The Park Palace was opened in 1893 and designed by J H Havelock-Sutton. Initially opened as a theatre for variety shows, it was showing films by 1905 and four years later Kinematodrome was added to its title. For over fifty years variety shows and films were shown there, until it eventually closed in 1959 and became officers and stores for Crofts Engineers.
Amongst the first acts to perform in the summer of 1893 was Charles Coborn, most famous for his song The Man Who Broke the Bank of Monte Carlo, which he estimated to have sang 250,000 times in his music hall career. In 1901 a poster for a variety show on 11th February advertised performances by Scottish singer, songwriter and comedian Arthur Lloyd, with tramp cyclist The Great Campkin and chair balancer A P Boswell amongst the supporting acts. There were two performances a night over the week, one at 7pm and the other at 9pm, with admission prices ranging from three pence to one and a half shillings.
The boxes and balcony are now gone although the stage area remains, as does the Corinthian pillar flanked proscenium. Above this is a Royal coat of arms, commemorating a visit there by King Edward VII.
In October 2008 the Park Palace was brought back into use for a week by Zho Visual Theatre who put on a production of The Quiet Little Englishman, telling theatre goers to wrap up warm and apologising for the holes in the ceiling. They had hoped to redevelop the building but this has not been possible due to funding issues and the building is currently lying empty.
Lawrence says
Re your interesting article on the Palace Theatre in Liverpool.
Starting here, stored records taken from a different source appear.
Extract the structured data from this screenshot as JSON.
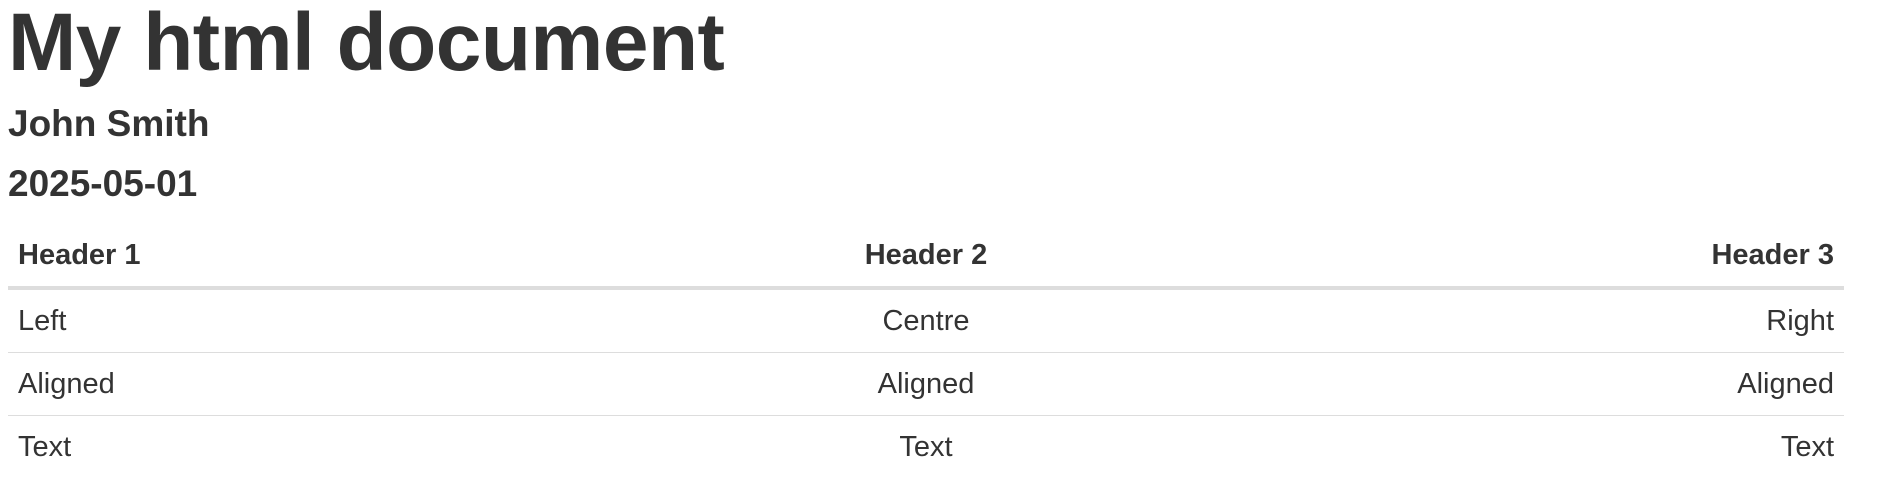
{
  "document": {
    "title": "My html document",
    "author": "John Smith",
    "date": "2025-05-01"
  },
  "table": {
    "headers": [
      "Header 1",
      "Header 2",
      "Header 3"
    ],
    "alignments": [
      "left",
      "center",
      "right"
    ],
    "rows": [
      [
        "Left",
        "Centre",
        "Right"
      ],
      [
        "Aligned",
        "Aligned",
        "Aligned"
      ],
      [
        "Text",
        "Text",
        "Text"
      ]
    ]
  },
  "colors": {
    "text": "#333333",
    "rule": "#dddddd",
    "background": "#ffffff"
  }
}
I was born in Liverpool 8 in the 1940s and occasionally went to the “Ace” as the cinema was known at that time. Films were rarely watched in silence: audiences were rowdy and commented with typical scouse humour when the action dragged. The ticket price was sixpence, leading to the witty but doubtful doggerel
‘Hail Mary, full of grace
Lend us a tanner to go to the Ace’
Interesting times.
June says
Yes I too was born Liverpool 8, I seem to remember we sat on steps as no seats where installed cost 3d.